Statistical Analysis
No sample size calculation was performed because this was a convenience sample. ND and CL cohorts were compared using the independent t-test for continuous variables and the χ2 or Fisher exact test for categorical variables. The Cochran-Mantel-Haenszel test was used to identify covariate for intubation outcome. Binary logistic regression was used to identify risk factors for 90-day mortality (with dependent variable as death vs no death). Only univariate analysis was performed to assess potential risk factors of mortality for each cohort (multivariable analysis was not performed), and ND and CL cohorts were analyzed separately. p Value ≤0.05 was considered statistically significant. In domains where multiple comparisons were made between ND and CL cohorts and null hypothesis was rejected, Holm-Bonferroni correction17 was performed to protect against type 1 error. All analyses were performed using SAS software (SAS Studio 3.8, SAS Institute Inc, Cary, NC).
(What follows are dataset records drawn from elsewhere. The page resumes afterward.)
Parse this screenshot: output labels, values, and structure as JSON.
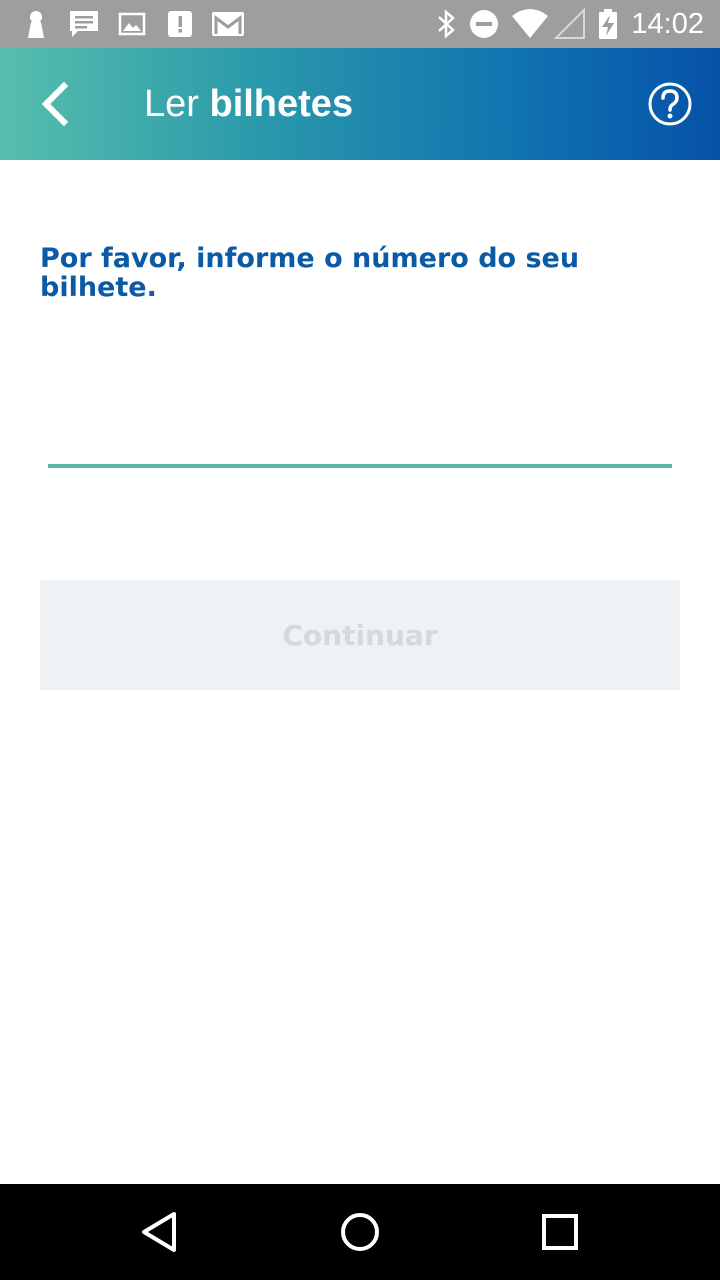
{
  "status_bar": {
    "time": "14:02",
    "left_icons": [
      "keyhole-icon",
      "message-icon",
      "image-icon",
      "alert-icon",
      "gmail-icon"
    ],
    "right_icons": [
      "bluetooth-icon",
      "do-not-disturb-icon",
      "wifi-icon",
      "signal-icon",
      "battery-charging-icon"
    ]
  },
  "app_bar": {
    "title_light": "Ler",
    "title_bold": "bilhetes",
    "back_icon": "chevron-left-icon",
    "help_icon": "help-circle-icon"
  },
  "form": {
    "prompt": "Por favor, informe o número do seu bilhete.",
    "ticket_value": "",
    "continue_label": "Continuar"
  },
  "nav_bar": {
    "icons": [
      "back-triangle-icon",
      "home-circle-icon",
      "recents-square-icon"
    ]
  },
  "colors": {
    "status_bar": "#9e9e9e",
    "gradient_start": "#57bfac",
    "gradient_end": "#0652a8",
    "prompt_text": "#0b5aa6",
    "underline": "#5bb7a5",
    "button_disabled_bg": "#eef2f4",
    "button_disabled_text": "#d3d9dc"
  }
}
Standard Protocol Approvals, Registrations, and Patient Consents
This study protocol was approved by ethical standards committee: Institutional Review Board (IRB) at Rush University Medical Center. It was determined by the IRB that written informed consent by participants was not needed due to the retrospective nature of this study and lack of identifiable personal health information being used.
Data Availability
All study data, including raw data and analyzed data, are available from the corresponding author on reasonable request.
Results
Demographics
Two hundred sixty-two patients were included in the study, with 132 in the ND group and 132 in the CL group. Data were complete for all assessed variables and outcomes. Baseline characteristics were similar between the 2 groups including age, sex, BMI, medical comorbidities, race, and median household income based on zip code (Table 2). There were more patients with Hispanic or Latin American ethnicity in the CL group compared with the ND group (33.3% vs 19.7%, respectively, p = 0.012). In addition, a higher portion of patients with ND resided in nursing home (NH) before admission compared with CL (43.2% vs 9.0%, respectively, p < 0.0001). Baseline NDs are listed for the ND group, with the most common being unspecified dementia, followed by PD or parkinsonism, Alzheimer disease, vascular dementia, multiple sclerosis, ataxia, and frontotemporal dementia. None of the patients had Huntington disease or amyotrophic lateralizing sclerosis. Some patients had multiple diagnoses (e.g., vascular dementia and PD).
Table 2.
Primary Outcomes
Death was similar between the 2 groups (Table 3; ND 19.7% vs CL 23.5%, p = 0.45), as was the ICU admission rate (Table 4; ND 31.5% vs CL 35.9%, p = 0.87). Intubation or mechanical ventilation was more frequent in the CL group (Table 4; CL 23.2% vs ND 11.4%, p = 0.0075). After adjusting for code status, there was no longer a difference in ventilation or intubation rate between the 2 groups. Relative risk (RR) of intubation or ventilation in the ND group without controlling for DNR/DNI code status was 0.88, 95% confidence interval (CI) 0.79–0.98, and RR after controlling for DNR/DNI code status was 1.04, 95% CI 0.92–1.16.
Table 3.
Table 4.
Secondary Outcomes
Most patients in both groups had 1 hospitalization for COVID-19, and a minority of patients in each group had 2 or 3 hospitalizations (Table 3). With regard to presenting COVID-19 symptoms, fever or chills, weakness or fatigue, loss of appetite, nausea or vomiting, and sore throat were similar between the 2 groups. Cough, shortness of breath, muscle pain or myalgias, diarrhea or abdominal pain, headache, and loss of smell or taste were reported more frequently in the CL cohort, whereas altered mental status or confusion was more common in the ND cohort (Table 3).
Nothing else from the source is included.